Was the center just well prepared or mostly lucky?
“It’s probably a lot of both,” Pompper said. “But having a coordinated and willing network of volunteers definitely helped; supplementing communications with the hundred or so tireless folks who were ready, willing, and able—and able is the key.”
Communications in the aftermath of any emergency can be a problem, Pompper and other communication center supervisors said, but it can be a train wreck on top of a big natural disaster unless emergency services are able to create their own luck by plugging into an active volunteer network, regardless of how large or small their coverage area.
“Everyone was queued up and ready to roll, but there was no point in sending them when we weren’t sure they could get there and be reasonably safe once they did,” Larry Fisher, Salem County chief of communications and 9-1-1 coordinator, told The Journal a month after the storm subsided.

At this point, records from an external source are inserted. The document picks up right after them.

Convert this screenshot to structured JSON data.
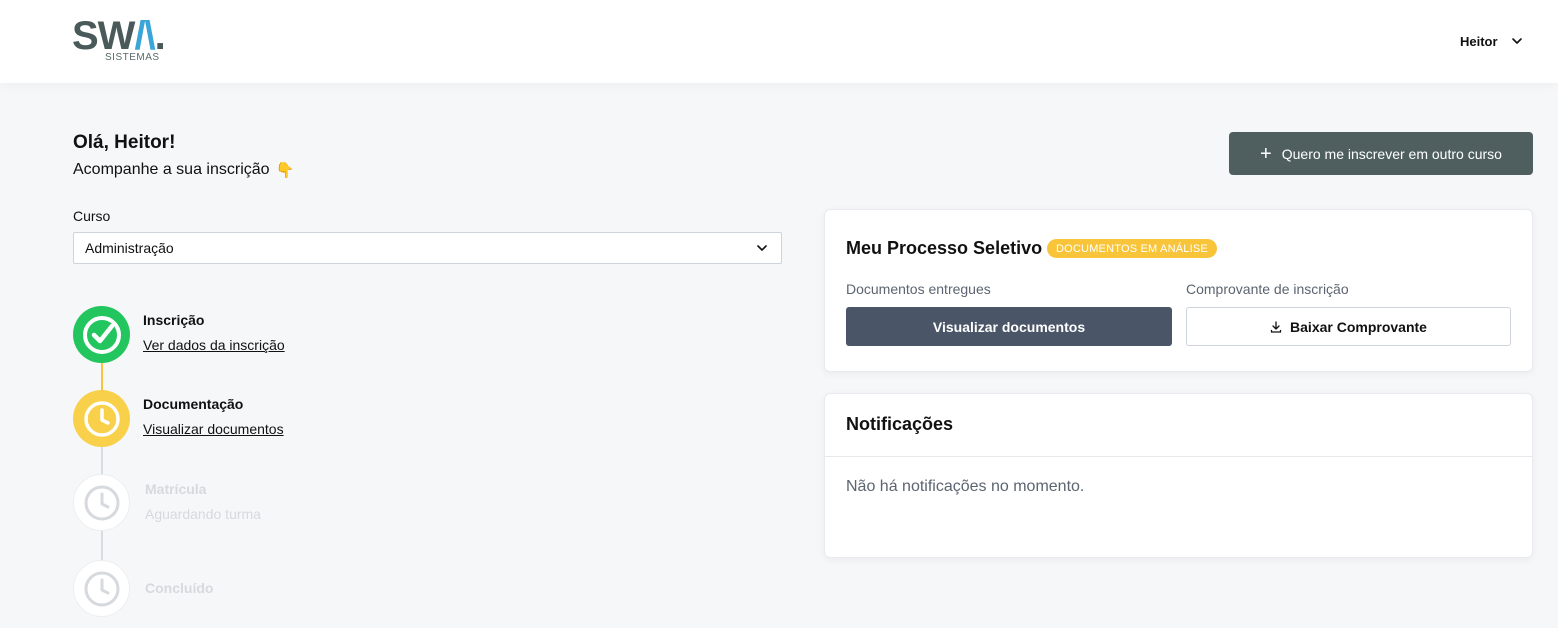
{
  "header": {
    "logo_text_a": "SW",
    "logo_text_b": "/\\",
    "logo_text_c": ".",
    "logo_sub": "SISTEMAS",
    "user_name": "Heitor"
  },
  "main": {
    "greeting": "Olá, Heitor!",
    "subtitle": "Acompanhe a sua inscrição",
    "subtitle_emoji": "👇",
    "new_course_button": "Quero me inscrever em outro curso",
    "course_label": "Curso",
    "course_selected": "Administração"
  },
  "steps": [
    {
      "title": "Inscrição",
      "link": "Ver dados da inscrição",
      "status": "done"
    },
    {
      "title": "Documentação",
      "link": "Visualizar documentos",
      "status": "in-progress"
    },
    {
      "title": "Matrícula",
      "sub": "Aguardando turma",
      "status": "pending"
    },
    {
      "title": "Concluído",
      "status": "pending"
    }
  ],
  "process_card": {
    "title": "Meu Processo Seletivo",
    "badge": "DOCUMENTOS EM ANÁLISE",
    "docs_label": "Documentos entregues",
    "docs_button": "Visualizar documentos",
    "receipt_label": "Comprovante de inscrição",
    "receipt_button": "Baixar Comprovante"
  },
  "notifications": {
    "title": "Notificações",
    "empty_text": "Não há notificações no momento."
  },
  "colors": {
    "done": "#22c55e",
    "in_progress": "#f8c43a",
    "pending": "#e2e5e9",
    "primary_dark": "#4f5f60",
    "button_dark": "#4a5668"
  }
}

Surprisingly, no injuries were being reported in the region, and even more remarkable, no serious injuries occurred as the full response and cleanup began in the aftermath, Fisher said. “So, while it was the worst storm we’d ever seen, no one being seriously hurt somehow in the biggest storm anyone has ever seen is a record event in its own right.”
Unfortunately, dispatchers rarely put personal contingency plans into place, Caiazzo said.
“While 9-1-1 centers have contingency plans for disasters and loss of communications, most 9-1-1 telecommunicators don’t have their own similar contingency plans for personal communications, meals, and accommodations if their homes are destroyed, unpowered, and inaccessible for any period of time,” Caiazzo said. “Sandy should teach us that preparation and preplanning on behalf of the communication center needs to translate down to the personal level too. If you don’t have a way to rest, have shelter, or to prepare meals, you’re not going to be very effective at work.”